Saturday, December 19, 2009

Jury gives woman $1.25M in lawsuit over mortgage

Baltimore Business Journal - by Eli Segall Staff

A Baltimore native who defaulted on a subprime loan has been awarded $1.25 million in damages from her lender, Wells Fargo Bank N.A. The case may lead to similar lawsuits nationwide, and also may help Baltimore City's suit against the bank, claiming it targeted minority neighborhoods with subprime loans, legal and banking experts say.

Kimberly L. Thomas was awarded $250,000 in damages and $1 million in punitive damages in Montgomery County Circuit Court July 31. A six-member jury convicted Wells Fargo of fraud, negligence and other charges for inflating Thomas' income and assets on her mortgage application, and locking her into a bigger loan than she had applied for -- one she couldn't afford.

Thomas, 41, said in an interview with the Baltimore Business Journal that her case "destroys the myth" that the subprime mortgage meltdown is fueled by homebuyers taking loans they can't handle.

"They make it seem like it's the person's fault," Thomas said from her Silver Spring townhouse. "But they don't know what's going on behind the scenes."

Brian Maul, her attorney, said Thomas' loan agent pushed through a bigger mortgage to reap a higher commission. Teri Schrettenbrunner, a Wells Fargo spokeswoman, said the bank followed "responsible lending practices" and will appeal the verdict.

Thomas' lawsuit, filed in February 2007, may impact Baltimore City's case; the city alleges that Wells Fargo targeted Baltimore's minority neighborhoods with "unfair, deceptive and discriminatory lending," thus helping fuel a foreclosure crisis. The suit, filed in January in U.S. District Court of Maryland, has not gone to court yet.

Suzanne Sangree, chief solicitor in the city's Department of Law, said the case may not set a legal precedent because it was decided by a jury, without a judge-issued opinion. But the verdict would help nonetheless, as it "supports the allegations of our complaint," she said.

"The fact that a jury looked hard at the loan documents and said Wells Fargo was negligent, that's essentially what we're saying in Baltimore City as well," Sangree said.

Thomas' case dates back to June 2006. At the time she was considering separating from her husband, so Thomas, a mother of two, decided to leave Silver Spring and buy a $505,000 house in Burtonsville. Her sister referred her to a Wells Fargo Home Mortgage office in Westminster, where Thomas applied for a $535,000 loan, with a 7.13 percent interest rate.

Roughly two to three weeks later, her loan agent submitted the application with a string of incorrect information, according to court documents. This included the Social Security number of Thomas' sister, who had a higher credit rating; a monthly income of $14,000, which was nearly double Thomas' actual income; and assets that included $30,000 cash at Constellation Federal Credit Union. According to the suit, Thomas never claimed to have this much money socked away, at Constellation or elsewhere.

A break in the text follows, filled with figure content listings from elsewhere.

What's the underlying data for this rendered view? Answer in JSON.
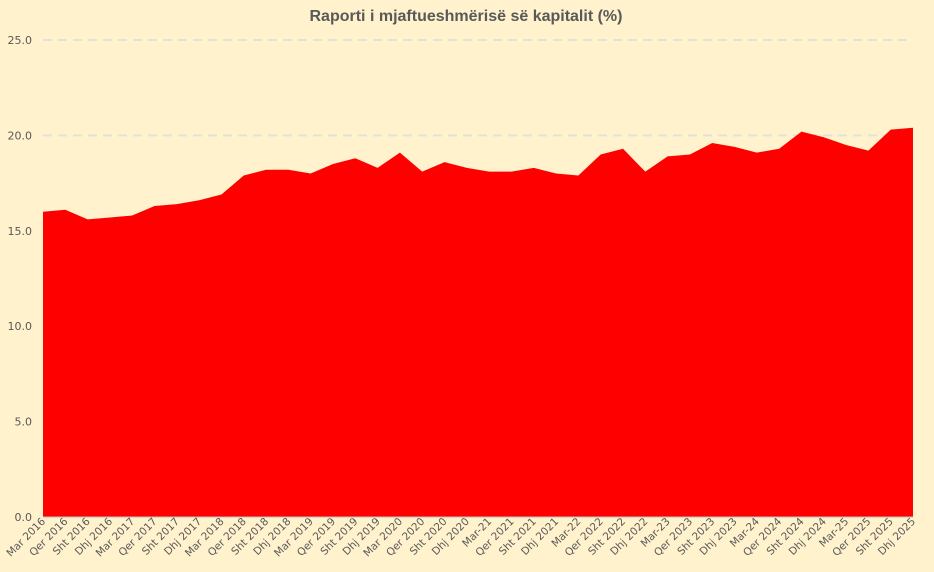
{
  "chart_data": {
    "type": "area",
    "title": "Raporti i mjaftueshmërisë së kapitalit (%)",
    "xlabel": "",
    "ylabel": "",
    "ylim": [
      0,
      25
    ],
    "yticks": [
      "0.0",
      "5.0",
      "10.0",
      "15.0",
      "20.0",
      "25.0"
    ],
    "grid": true,
    "legend": "none",
    "colors": {
      "area": "#FF0000",
      "background": "#FFF2CC",
      "grid": "#E3E1DA",
      "text": "#595959"
    },
    "x": [
      "Mar 2016",
      "Qer 2016",
      "Sht 2016",
      "Dhj 2016",
      "Mar 2017",
      "Qer 2017",
      "Sht 2017",
      "Dhj 2017",
      "Mar 2018",
      "Qer 2018",
      "Sht 2018",
      "Dhj 2018",
      "Mar 2019",
      "Qer 2019",
      "Sht 2019",
      "Dhj 2019",
      "Mar 2020",
      "Qer 2020",
      "Sht 2020",
      "Dhj 2020",
      "Mar-21",
      "Qer 2021",
      "Sht 2021",
      "Dhj 2021",
      "Mar-22",
      "Qer 2022",
      "Sht 2022",
      "Dhj 2022",
      "Mar-23",
      "Qer 2023",
      "Sht 2023",
      "Dhj 2023",
      "Mar-24",
      "Qer 2024",
      "Sht 2024",
      "Dhj 2024",
      "Mar-25",
      "Qer 2025",
      "Sht 2025",
      "Dhj 2025"
    ],
    "values": [
      16.0,
      16.1,
      15.6,
      15.7,
      15.8,
      16.3,
      16.4,
      16.6,
      16.9,
      17.9,
      18.2,
      18.2,
      18.0,
      18.5,
      18.8,
      18.3,
      19.1,
      18.1,
      18.6,
      18.3,
      18.1,
      18.1,
      18.3,
      18.0,
      17.9,
      19.0,
      19.3,
      18.1,
      18.9,
      19.0,
      19.6,
      19.4,
      19.1,
      19.3,
      20.2,
      19.9,
      19.5,
      19.2,
      20.3,
      20.4
    ]
  }
}
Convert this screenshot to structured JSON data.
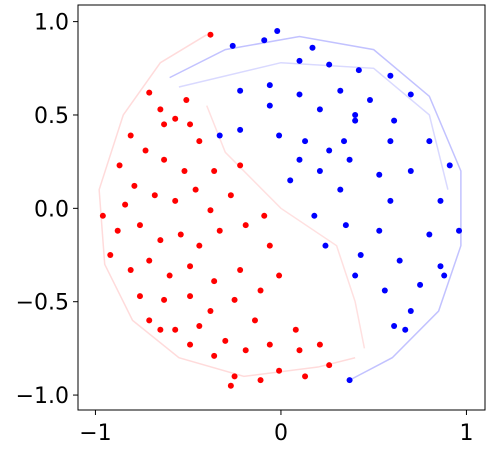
{
  "chart_data": {
    "type": "scatter",
    "xlim": [
      -1.094,
      1.1
    ],
    "ylim": [
      -1.08,
      1.089
    ],
    "xticks": [
      {
        "value": -1,
        "label": "−1"
      },
      0,
      1
    ],
    "yticks": [
      {
        "value": -1.0,
        "label": "−1.0"
      },
      {
        "value": -0.5,
        "label": "−0.5"
      },
      {
        "value": 0.0,
        "label": "0.0"
      },
      {
        "value": 0.5,
        "label": "0.5"
      },
      {
        "value": 1.0,
        "label": "1.0"
      }
    ],
    "series": [
      {
        "style": "line",
        "color": "#ff9999",
        "opacity": 0.35,
        "x": [
          -0.4,
          -0.65,
          -0.85,
          -0.98,
          -0.95,
          -0.8,
          -0.55,
          -0.2,
          0.2,
          0.4
        ],
        "y": [
          0.93,
          0.78,
          0.5,
          0.1,
          -0.3,
          -0.6,
          -0.8,
          -0.9,
          -0.85,
          -0.8
        ]
      },
      {
        "style": "line",
        "color": "#ff9999",
        "opacity": 0.3,
        "x": [
          -0.4,
          -0.3,
          -0.1,
          0,
          0.3,
          0.4,
          0.45
        ],
        "y": [
          0.55,
          0.3,
          0.1,
          0,
          -0.2,
          -0.5,
          -0.75
        ]
      },
      {
        "style": "line",
        "color": "#6666ff",
        "opacity": 0.4,
        "x": [
          -0.6,
          -0.3,
          0.1,
          0.5,
          0.8,
          0.97,
          0.97,
          0.85,
          0.6,
          0.37
        ],
        "y": [
          0.7,
          0.85,
          0.92,
          0.85,
          0.6,
          0.2,
          -0.2,
          -0.55,
          -0.8,
          -0.92
        ]
      },
      {
        "style": "line",
        "color": "#6666ff",
        "opacity": 0.25,
        "x": [
          -0.55,
          0,
          0.5,
          0.8,
          0.9
        ],
        "y": [
          0.65,
          0.78,
          0.75,
          0.5,
          0.1
        ]
      },
      {
        "style": "point",
        "color": "#ff0000",
        "opacity": 1,
        "x": [
          -0.38,
          -0.65,
          -0.57,
          -0.49,
          -0.81,
          -0.73,
          -0.63,
          -0.52,
          -0.87,
          -0.79,
          -0.68,
          -0.57,
          -0.46,
          -0.36,
          -0.22,
          -0.96,
          -0.88,
          -0.76,
          -0.65,
          -0.54,
          -0.44,
          -0.33,
          -0.19,
          -0.09,
          -0.06,
          -0.92,
          -0.81,
          -0.71,
          -0.6,
          -0.49,
          -0.36,
          -0.22,
          -0.11,
          -0.01,
          -0.76,
          -0.63,
          -0.49,
          -0.38,
          -0.25,
          -0.14,
          -0.71,
          -0.57,
          -0.44,
          -0.3,
          -0.19,
          -0.06,
          0.08,
          0.1,
          0.21,
          0.26,
          0.13,
          -0.01,
          -0.11,
          -0.25,
          -0.27,
          -0.36,
          -0.49,
          -0.65,
          -0.63,
          -0.44,
          -0.71,
          -0.51,
          -0.84,
          -0.38,
          -0.27
        ],
        "y": [
          0.93,
          0.53,
          0.48,
          0.45,
          0.39,
          0.31,
          0.26,
          0.2,
          0.23,
          0.12,
          0.07,
          0.04,
          0.1,
          0.2,
          0.23,
          -0.04,
          -0.12,
          -0.09,
          -0.17,
          -0.14,
          -0.2,
          -0.12,
          -0.09,
          -0.04,
          -0.2,
          -0.25,
          -0.33,
          -0.28,
          -0.36,
          -0.31,
          -0.39,
          -0.33,
          -0.44,
          -0.36,
          -0.47,
          -0.49,
          -0.47,
          -0.55,
          -0.49,
          -0.6,
          -0.6,
          -0.65,
          -0.63,
          -0.71,
          -0.76,
          -0.73,
          -0.65,
          -0.76,
          -0.73,
          -0.84,
          -0.9,
          -0.87,
          -0.92,
          -0.9,
          -0.95,
          -0.79,
          -0.73,
          -0.65,
          0.45,
          0.36,
          0.62,
          0.58,
          0.02,
          -0.01,
          0.07
        ]
      },
      {
        "style": "point",
        "color": "#0000ff",
        "opacity": 1,
        "x": [
          -0.09,
          -0.02,
          -0.26,
          0.17,
          0.1,
          0.26,
          0.42,
          0.59,
          -0.22,
          -0.06,
          0.1,
          0.32,
          0.48,
          0.7,
          -0.06,
          0.21,
          0.4,
          -0.22,
          -0.33,
          -0.01,
          0.13,
          0.26,
          0.59,
          0.8,
          0.1,
          0.21,
          0.37,
          0.53,
          0.7,
          0.91,
          0.05,
          0.32,
          0.59,
          0.86,
          0.18,
          0.35,
          0.53,
          0.8,
          0.96,
          0.24,
          0.43,
          0.64,
          0.86,
          0.4,
          0.56,
          0.75,
          0.88,
          0.7,
          0.61,
          0.67,
          0.37,
          0.4,
          0.34,
          0.61
        ],
        "y": [
          0.9,
          0.95,
          0.87,
          0.86,
          0.79,
          0.77,
          0.74,
          0.71,
          0.63,
          0.66,
          0.61,
          0.63,
          0.58,
          0.61,
          0.55,
          0.53,
          0.47,
          0.42,
          0.39,
          0.39,
          0.36,
          0.31,
          0.36,
          0.36,
          0.26,
          0.2,
          0.26,
          0.18,
          0.2,
          0.23,
          0.15,
          0.1,
          0.04,
          0.04,
          -0.04,
          -0.09,
          -0.12,
          -0.14,
          -0.12,
          -0.2,
          -0.25,
          -0.28,
          -0.31,
          -0.36,
          -0.44,
          -0.41,
          -0.36,
          -0.55,
          -0.63,
          -0.65,
          -0.92,
          0.5,
          0.36,
          0.47
        ]
      }
    ]
  }
}
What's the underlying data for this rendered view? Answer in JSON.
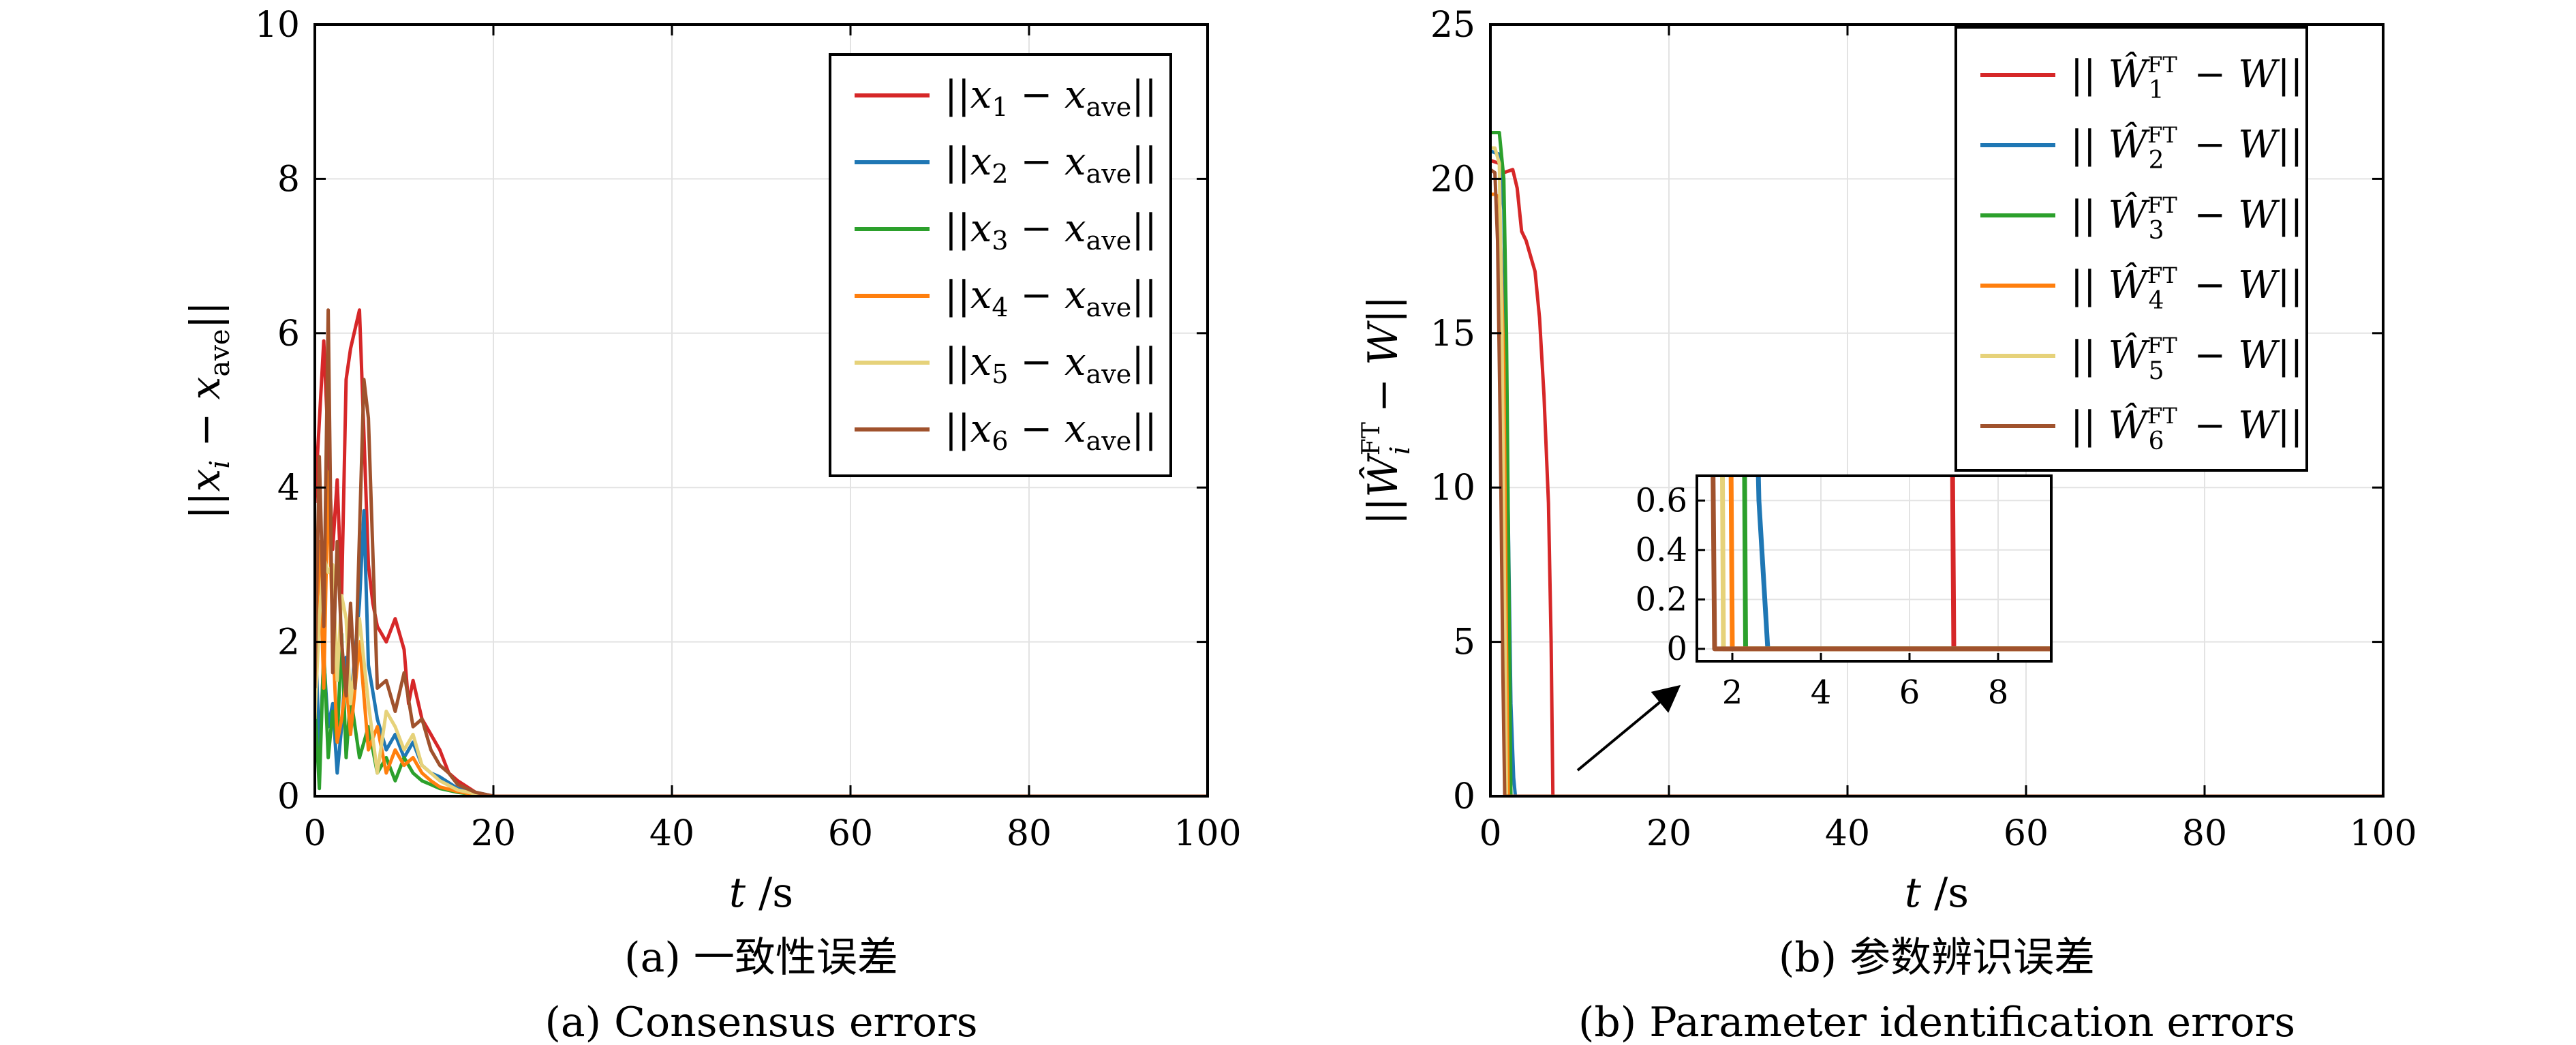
{
  "chart_data": [
    {
      "type": "line",
      "xlabel": "t /s",
      "ylabel": "||x_i − x_ave||",
      "xlim": [
        0,
        100
      ],
      "ylim": [
        0,
        10
      ],
      "xticks": [
        0,
        20,
        40,
        60,
        80,
        100
      ],
      "yticks": [
        0,
        2,
        4,
        6,
        8,
        10
      ],
      "grid": true,
      "legend_position": "top-right",
      "caption_cn": "(a) 一致性误差",
      "caption_en": "(a) Consensus errors",
      "series": [
        {
          "name": "||x1 − xave||",
          "color": "#d62728",
          "x": [
            0,
            1,
            2,
            2.5,
            3,
            3.5,
            4,
            5,
            5.5,
            6,
            6.5,
            7,
            7.5,
            8,
            9,
            10,
            10.5,
            11,
            12,
            13,
            14,
            15,
            16,
            18,
            20,
            100
          ],
          "y": [
            3.8,
            5.9,
            3.2,
            4.1,
            2.6,
            5.4,
            5.8,
            6.3,
            4.7,
            3.0,
            2.5,
            2.2,
            2.1,
            2.0,
            2.3,
            1.9,
            1.2,
            1.5,
            1.0,
            0.8,
            0.6,
            0.3,
            0.2,
            0.05,
            0,
            0
          ]
        },
        {
          "name": "||x2 − xave||",
          "color": "#1f77b4",
          "x": [
            0,
            0.5,
            1,
            1.5,
            2,
            2.5,
            3,
            3.5,
            4,
            5,
            5.5,
            6,
            7,
            8,
            9,
            10,
            11,
            12,
            13,
            14,
            16,
            18,
            20,
            100
          ],
          "y": [
            2.4,
            0.5,
            1.8,
            0.9,
            1.2,
            0.3,
            0.9,
            1.8,
            1.2,
            2.5,
            3.7,
            1.7,
            1.0,
            0.6,
            0.8,
            0.5,
            0.7,
            0.4,
            0.3,
            0.25,
            0.1,
            0.05,
            0,
            0
          ]
        },
        {
          "name": "||x3 − xave||",
          "color": "#2ca02c",
          "x": [
            0,
            0.5,
            1,
            1.5,
            2,
            2.5,
            3,
            3.5,
            4,
            5,
            6,
            7,
            8,
            9,
            10,
            11,
            12,
            13,
            14,
            16,
            18,
            20,
            100
          ],
          "y": [
            1.2,
            0.1,
            1.9,
            0.5,
            1.1,
            0.7,
            2.1,
            0.5,
            1.3,
            0.5,
            0.9,
            0.3,
            0.5,
            0.2,
            0.5,
            0.3,
            0.2,
            0.15,
            0.1,
            0.05,
            0.02,
            0,
            0
          ]
        },
        {
          "name": "||x4 − xave||",
          "color": "#ff7f0e",
          "x": [
            0,
            0.5,
            1,
            1.5,
            2,
            2.5,
            3,
            3.5,
            4,
            5,
            6,
            7,
            8,
            9,
            10,
            11,
            12,
            13,
            14,
            16,
            18,
            20,
            100
          ],
          "y": [
            1.6,
            3.3,
            1.4,
            4.2,
            2.1,
            0.7,
            1.0,
            1.5,
            0.8,
            2.0,
            0.6,
            0.9,
            0.3,
            0.6,
            0.4,
            0.5,
            0.3,
            0.2,
            0.12,
            0.06,
            0.02,
            0,
            0
          ]
        },
        {
          "name": "||x5 − xave||",
          "color": "#e6d27a",
          "x": [
            0,
            0.5,
            1,
            1.5,
            2,
            2.5,
            3,
            3.5,
            4,
            5,
            6,
            7,
            8,
            9,
            10,
            11,
            12,
            13,
            14,
            16,
            18,
            20,
            100
          ],
          "y": [
            1.0,
            2.3,
            3.1,
            2.9,
            3.0,
            1.5,
            2.6,
            2.3,
            1.2,
            2.3,
            1.2,
            0.3,
            1.1,
            0.9,
            0.6,
            0.8,
            0.4,
            0.3,
            0.2,
            0.08,
            0.03,
            0,
            0
          ]
        },
        {
          "name": "||x6 − xave||",
          "color": "#a0522d",
          "x": [
            0,
            0.5,
            1,
            1.5,
            2,
            2.5,
            3,
            3.5,
            4,
            4.5,
            5,
            5.5,
            6,
            7,
            8,
            9,
            10,
            11,
            12,
            13,
            14,
            15,
            16,
            18,
            20,
            100
          ],
          "y": [
            1.4,
            4.4,
            2.2,
            6.3,
            1.6,
            3.3,
            2.0,
            1.3,
            2.5,
            1.4,
            3.4,
            5.4,
            4.9,
            1.4,
            1.5,
            1.1,
            1.6,
            0.9,
            1.0,
            0.6,
            0.4,
            0.3,
            0.15,
            0.05,
            0,
            0
          ]
        }
      ]
    },
    {
      "type": "line",
      "xlabel": "t /s",
      "ylabel": "||Ŵ_i^FT − W||",
      "xlim": [
        0,
        100
      ],
      "ylim": [
        0,
        25
      ],
      "xticks": [
        0,
        20,
        40,
        60,
        80,
        100
      ],
      "yticks": [
        0,
        5,
        10,
        15,
        20,
        25
      ],
      "grid": true,
      "legend_position": "top-right",
      "caption_cn": "(b) 参数辨识误差",
      "caption_en": "(b) Parameter identification errors",
      "series": [
        {
          "name": "||Ŵ1FT − W||",
          "color": "#d62728",
          "x": [
            0,
            1,
            1.5,
            2.5,
            3,
            3.5,
            4,
            4.5,
            5,
            5.5,
            6,
            6.5,
            6.8,
            7,
            100
          ],
          "y": [
            20.6,
            20.5,
            20.2,
            20.3,
            19.7,
            18.3,
            18.0,
            17.5,
            17.0,
            15.5,
            13.0,
            9.5,
            5.0,
            0,
            0
          ]
        },
        {
          "name": "||Ŵ2FT − W||",
          "color": "#1f77b4",
          "x": [
            0,
            1,
            1.5,
            2,
            2.3,
            2.6,
            2.8,
            100
          ],
          "y": [
            20.9,
            20.8,
            19.0,
            9.0,
            3.0,
            0.6,
            0,
            0
          ]
        },
        {
          "name": "||Ŵ3FT − W||",
          "color": "#2ca02c",
          "x": [
            0,
            1,
            1.5,
            1.8,
            2.1,
            2.3,
            100
          ],
          "y": [
            21.5,
            21.5,
            20.0,
            15.0,
            6.0,
            0,
            0
          ]
        },
        {
          "name": "||Ŵ4FT − W||",
          "color": "#ff7f0e",
          "x": [
            0,
            0.5,
            1,
            1.5,
            1.8,
            2.0,
            100
          ],
          "y": [
            19.5,
            19.5,
            19.4,
            14.0,
            5.0,
            0,
            0
          ]
        },
        {
          "name": "||Ŵ5FT − W||",
          "color": "#e6d27a",
          "x": [
            0,
            0.5,
            1,
            1.3,
            1.6,
            1.8,
            100
          ],
          "y": [
            21.0,
            21.0,
            20.5,
            15.0,
            6.0,
            0,
            0
          ]
        },
        {
          "name": "||Ŵ6FT − W||",
          "color": "#a0522d",
          "x": [
            0,
            0.5,
            0.8,
            1.1,
            1.4,
            1.6,
            100
          ],
          "y": [
            20.3,
            20.2,
            18.0,
            12.0,
            4.0,
            0,
            0
          ]
        }
      ],
      "inset": {
        "xlim": [
          1.2,
          9.2
        ],
        "ylim": [
          -0.05,
          0.7
        ],
        "xticks": [
          2,
          4,
          6,
          8
        ],
        "yticks": [
          0,
          0.2,
          0.4,
          0.6
        ]
      }
    }
  ]
}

Thomas soon learned that her loan was at 10.625 percent interest, with a monthly payment of roughly $4,600, well above the $3,000 she was expecting. She signed the contract anyway, at the urging of her attorney at the time, figuring it was an honest mistake and Wells Fargo would correct it.

But over the next few days, Thomas said, the bank urged her to refinance with another lender. Thomas then realized she couldn't back out of the deal, and within a week of closing on the loan, she put the house back on the market.

She also decided to sue; among other problems, her credit rating was getting clobbered by missed mortgage payments. She feared this would harm her job as a government contractor and impede future big-ticket purchases.

Eight law firms rejected Thomas. She said they worried she didn't have enough money to take on the bank, before Gordon & Simmons LLC, of Frederick, took the case.

"Everybody knows somebody who's been messed over by them," Thomas said of the San Francisco bank. "But you don't see results. You don't actually see people who say that they won."